Profanity as a means of advertising

Like other ways of provocation , obscenity is used by advertising in a targeted manner to draw the attention of potential customers to a product or service .

Obscenity as a means of protest

Obscenity can also be observed again and again in history as a phenomenon of rebellion , protest and the demarcation of young people from older people. The young generation uses the obscene approach to the establishment with the aim of breaking taboos and other boundaries that are perceived as out of date - think of the rock generation (the music of the Beatles and the hip movements of Elvis Presley were considered obscene by many older people at the time felt), to the 68ers , the Woodstock Festival , to punks , skinheads and goths as well as to the Love Parade in Berlin.

Profanity in literature

In the fine arts, but above all in literature , the obscene also plays a role - for example with Titus Petronius ( Satyricon ) , Giovanni Boccaccio ( Decamerone ) , Donatien A. Fr.
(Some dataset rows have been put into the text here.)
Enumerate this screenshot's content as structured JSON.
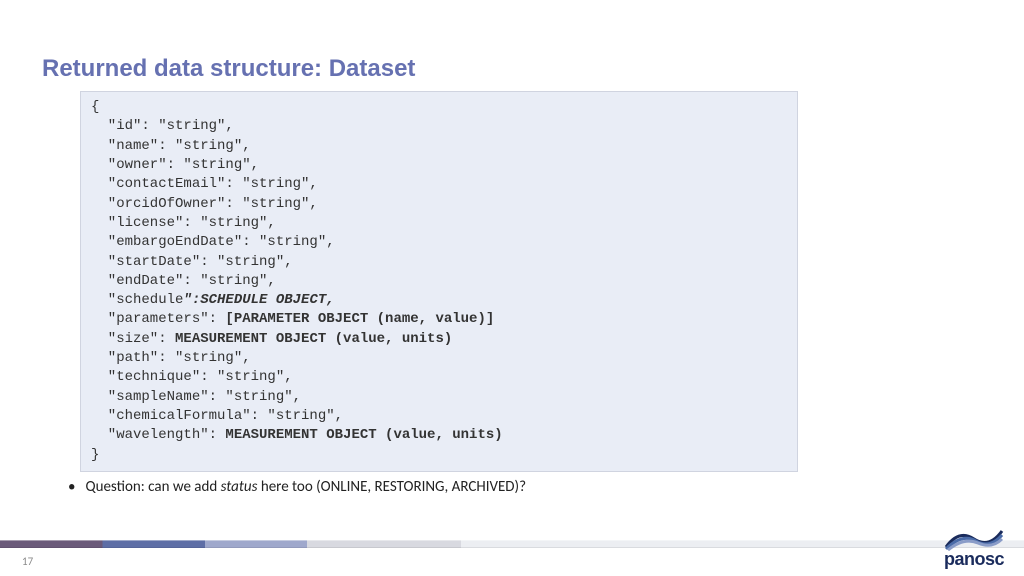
{
  "title": "Returned data structure: Dataset",
  "code": {
    "open": "{",
    "lines": [
      "  \"id\": \"string\",",
      "  \"name\": \"string\",",
      "  \"owner\": \"string\",",
      "  \"contactEmail\": \"string\",",
      "  \"orcidOfOwner\": \"string\",",
      "  \"license\": \"string\",",
      "  \"embargoEndDate\": \"string\",",
      "  \"startDate\": \"string\",",
      "  \"endDate\": \"string\","
    ],
    "schedule_prefix": "  \"schedule",
    "schedule_suffix": "\":SCHEDULE OBJECT,",
    "params_prefix": "  \"parameters\": ",
    "params_bold": "[PARAMETER OBJECT (name, value)]",
    "size_prefix": "  \"size\": ",
    "size_bold": "MEASUREMENT OBJECT (value, units)",
    "lines2": [
      "  \"path\": \"string\",",
      "  \"technique\": \"string\",",
      "  \"sampleName\": \"string\",",
      "  \"chemicalFormula\": \"string\","
    ],
    "wave_prefix": "  \"wavelength\": ",
    "wave_bold": "MEASUREMENT OBJECT (value, units)",
    "close": "}"
  },
  "bullet": {
    "prefix": "Question: can we add ",
    "italic": "status",
    "suffix": " here too (ONLINE, RESTORING, ARCHIVED)?"
  },
  "page_number": "17",
  "logo": {
    "text_dark": "panosc"
  }
}
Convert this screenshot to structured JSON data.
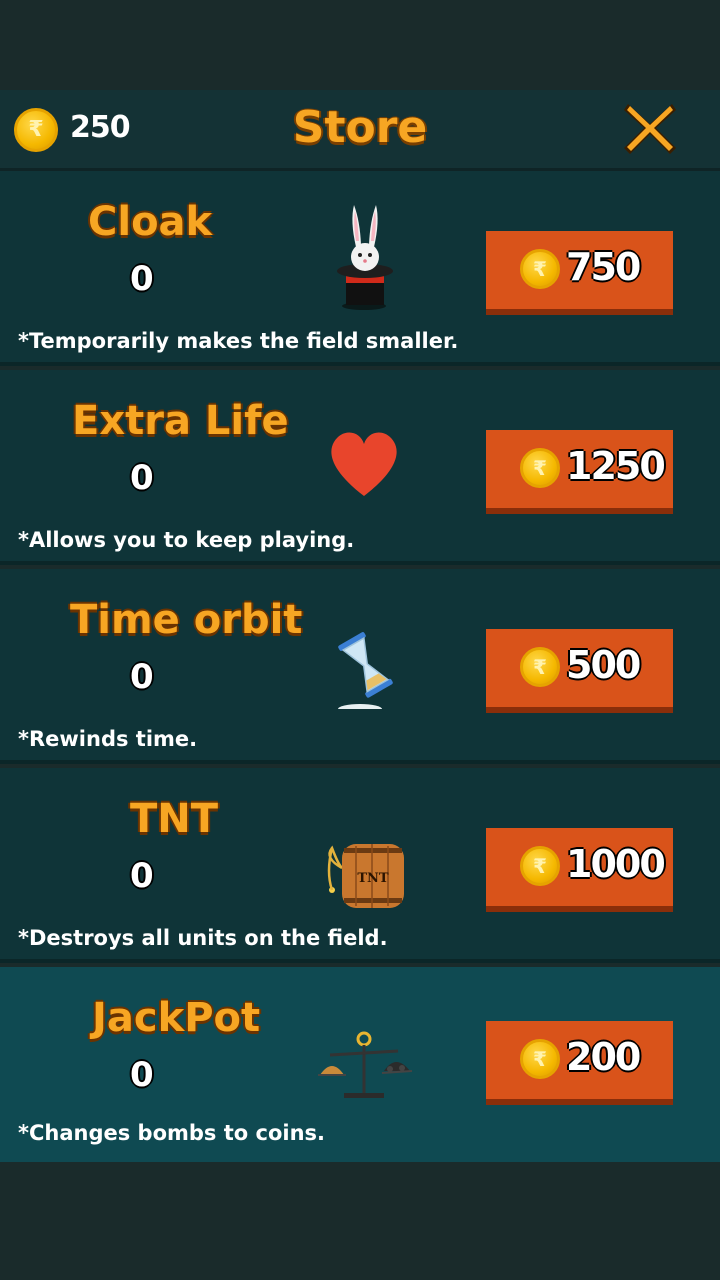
{
  "header": {
    "balance": "250",
    "coin_symbol": "₹",
    "title": "Store"
  },
  "items": [
    {
      "name": "Cloak",
      "count": "0",
      "description": "*Temporarily makes the field smaller.",
      "price": "750",
      "icon": "rabbit-hat-icon"
    },
    {
      "name": "Extra Life",
      "count": "0",
      "description": "*Allows you to keep playing.",
      "price": "1250",
      "icon": "heart-icon"
    },
    {
      "name": "Time orbit",
      "count": "0",
      "description": "*Rewinds time.",
      "price": "500",
      "icon": "hourglass-icon"
    },
    {
      "name": "TNT",
      "count": "0",
      "description": "*Destroys all units on the field.",
      "price": "1000",
      "icon": "tnt-barrel-icon",
      "icon_label": "TNT"
    },
    {
      "name": "JackPot",
      "count": "0",
      "description": "*Changes bombs to coins.",
      "price": "200",
      "icon": "balance-scale-icon"
    }
  ],
  "colors": {
    "accent": "#f7a623",
    "button": "#d9531a",
    "panel": "#0f3438",
    "panel_highlight": "#0f4a52"
  }
}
Marquis de Sade ( Die Wonnen des Vice ) , Giacomo Casanova , James Joyce ( Ulysses ), Vladimir Nabokov ( Lolita ) , Elfriede Jelinek , Charles Baudelaire , Charles Bukowski , Anaïs Nin ( The Delta of Venus ) and William S. Burroughs ( Naked Lunch ) . For many of the authors mentioned, profanity was used as an argument for the censorship of their works (see also the history of censorship ).

Secondary literature

  • Melanie Harmuth: On the communication of obscenity: the de Sade case . Driesen, Taunusstein 2004, ISBN 3-936328-28-5 . (= Driesen Edition Wissenschaft , also diploma thesis University of Siegen , 2002).
  • Hans Peter Duerr : The Myth of the Civilization Process - Volume 3 - Obscenity and Violence. (= Suhrkamp Taschenbuch. Volume 2451). Suhrkamp, ​​Frankfurt am Main 1995, ISBN 3-518-38951-3 .
  • Aron Ronald Bodenheimer : Why ?: the profanity of asking . Reclam, Stuttgart 2004, ISBN 3-15-008010-X . (Universal Library No. 8010)
  • Ernest Bornemann : Sex in the vernacular. The obscene vocabulary of the Germans. 2 volumes, Rowohlt, Reinbek near Hamburg 1974; New one-volume edition, ibid. 1991.
    • Volume 1: The obscene vocabulary of the Germans. Dictionary from A to Z. ISBN 3-499-16852-9 (= rororo 6852).
    • Volume 2: The Obscene Vocabulary of the Germans. Dictionary according to subject groups. ISBN 3-499-16853-7 (= rororo 6853).